TERRY MCCARTHY, ABC BAGHDAD CORRESPONDENT: It has been a tough 12 months in Iraq, with more U.S. troops killed than in any previous year of the war. But overall, the addition of an extra 30,000 troops has helped to reduce violence substantially. Civilian killings are down 65 percent in the last six months. U.S. deaths are down from 126 in May to 23 in December.

MCCARTHY: General Petraeus has repeatedly said the solution in Iraq must be political, not military. So far, political progress has been frustratingly slow.

But a year ago, many Americans, and the Iraqis, too, thought the country was a lost cause. Today, with improved security, life is returning to the streets of Baghdad.

Nobody yet says the war is over. But Iraqis are finally able to hope that things might be getting better.

Charlie?

(END VIDEO CLIP)

GIBSON: So, I want to ask all of you: Are any of you ready to say that the surge has worked?

[Richardson and Clinton both refute the premise of the question.]

GIBSON: I’m going to take this to Senator Obama and to Senator Edwards.

But — and I’m not here to debate — the parliament meets, an oil law is under consideration, de-Baathification has progressed to some extent, and were it not for the surge, instead of counting votes, we’d be counting bodies in the streets.

RICHARDSON: But this has been going on for years, Charlie.

GIBSON: And all of you — all of you wanted the troops out last year.

RICHARDSON: There is no serious progress.

GIBSON: Would you have seen this kind of greater security in Iraq if we had followed your recommendations to pull the troops out last year, Senator Obama?

It seems to me like Gibson is saying: We worked the surge, and the… (wait for the downbeat) Surge worked. Still, I can see how you could say that he’s just testing their mettle, seeing if anyone will eat their words.

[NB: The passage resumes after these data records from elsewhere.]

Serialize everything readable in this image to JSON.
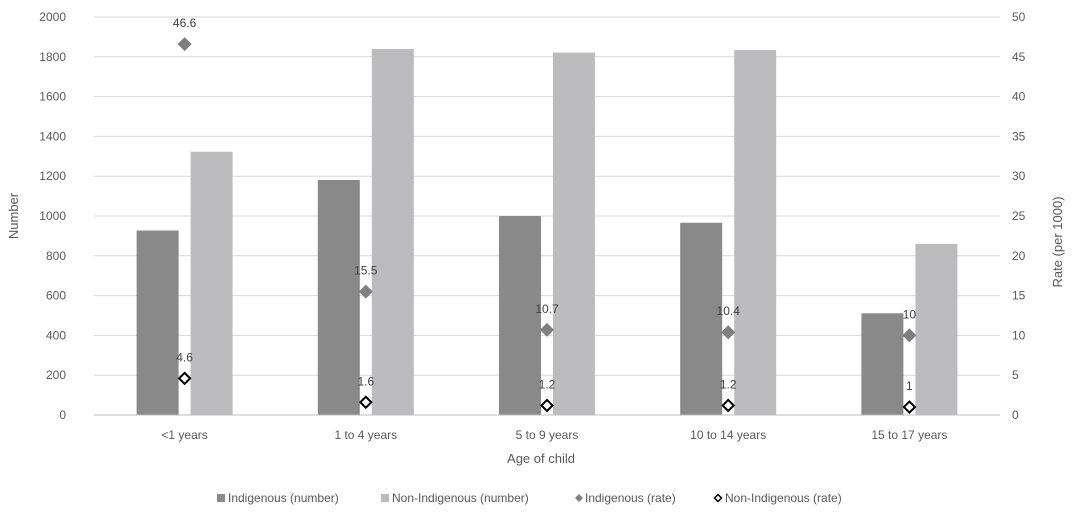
{
  "chart_data": {
    "type": "bar",
    "categories": [
      "<1 years",
      "1 to 4 years",
      "5 to 9 years",
      "10 to 14 years",
      "15 to 17 years"
    ],
    "xlabel": "Age of child",
    "ylabel": "Number",
    "y2label": "Rate (per 1000)",
    "ylim": [
      0,
      2000
    ],
    "yticks": [
      0,
      200,
      400,
      600,
      800,
      1000,
      1200,
      1400,
      1600,
      1800,
      2000
    ],
    "y2lim": [
      0,
      50
    ],
    "y2ticks": [
      0,
      5,
      10,
      15,
      20,
      25,
      30,
      35,
      40,
      45,
      50
    ],
    "grid": true,
    "legend_position": "bottom",
    "bar_series": [
      {
        "name": "Indigenous (number)",
        "color": "#898989",
        "values": [
          927,
          1181,
          1000,
          966,
          511
        ]
      },
      {
        "name": "Non-Indigenous (number)",
        "color": "#bcbcbe",
        "values": [
          1323,
          1839,
          1821,
          1834,
          860
        ]
      }
    ],
    "rate_series": [
      {
        "name": "Indigenous (rate)",
        "marker": "filled-diamond",
        "color": "#7f7f7f",
        "values": [
          46.6,
          15.5,
          10.7,
          10.4,
          10
        ]
      },
      {
        "name": "Non-Indigenous (rate)",
        "marker": "hollow-diamond",
        "color": "#000000",
        "values": [
          4.6,
          1.6,
          1.2,
          1.2,
          1
        ]
      }
    ]
  }
}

Just for fun I brought up this exchange from the 2004 primary debates. Here’s Peter Jennings (emphasis mine):

General Clark, a lot of people say they don’t know you well, so this is really a simple question about knowing a man by his friends. The other day you had a rally here and one of the men who stood up to endorse you was the controversial filmmaker Michael Moore. You said you were delighted with him. At one point Mr. Moore said in front of you, was saying that he would like to see a debate between you, the general, and president Bush, who he called a deserter. Now, that’s a reckless charge, not supported by the facts, and I was curious to know why you didn’t contradict him, and whether or not you think it was—would have been a better example of ethical behavior to have done so.

While Michael Moore’s comments could be called hyperbolic, in that Bush merely went missing for a period of time, and that may not satisfy the technical requirement for being a deserter, it’s still not way off the mark. I just thought it was interesting that Jennings was so determined to knock this Democratic talking point down while Gibson is perfectly okay with introducing a Republican talking point into the debates.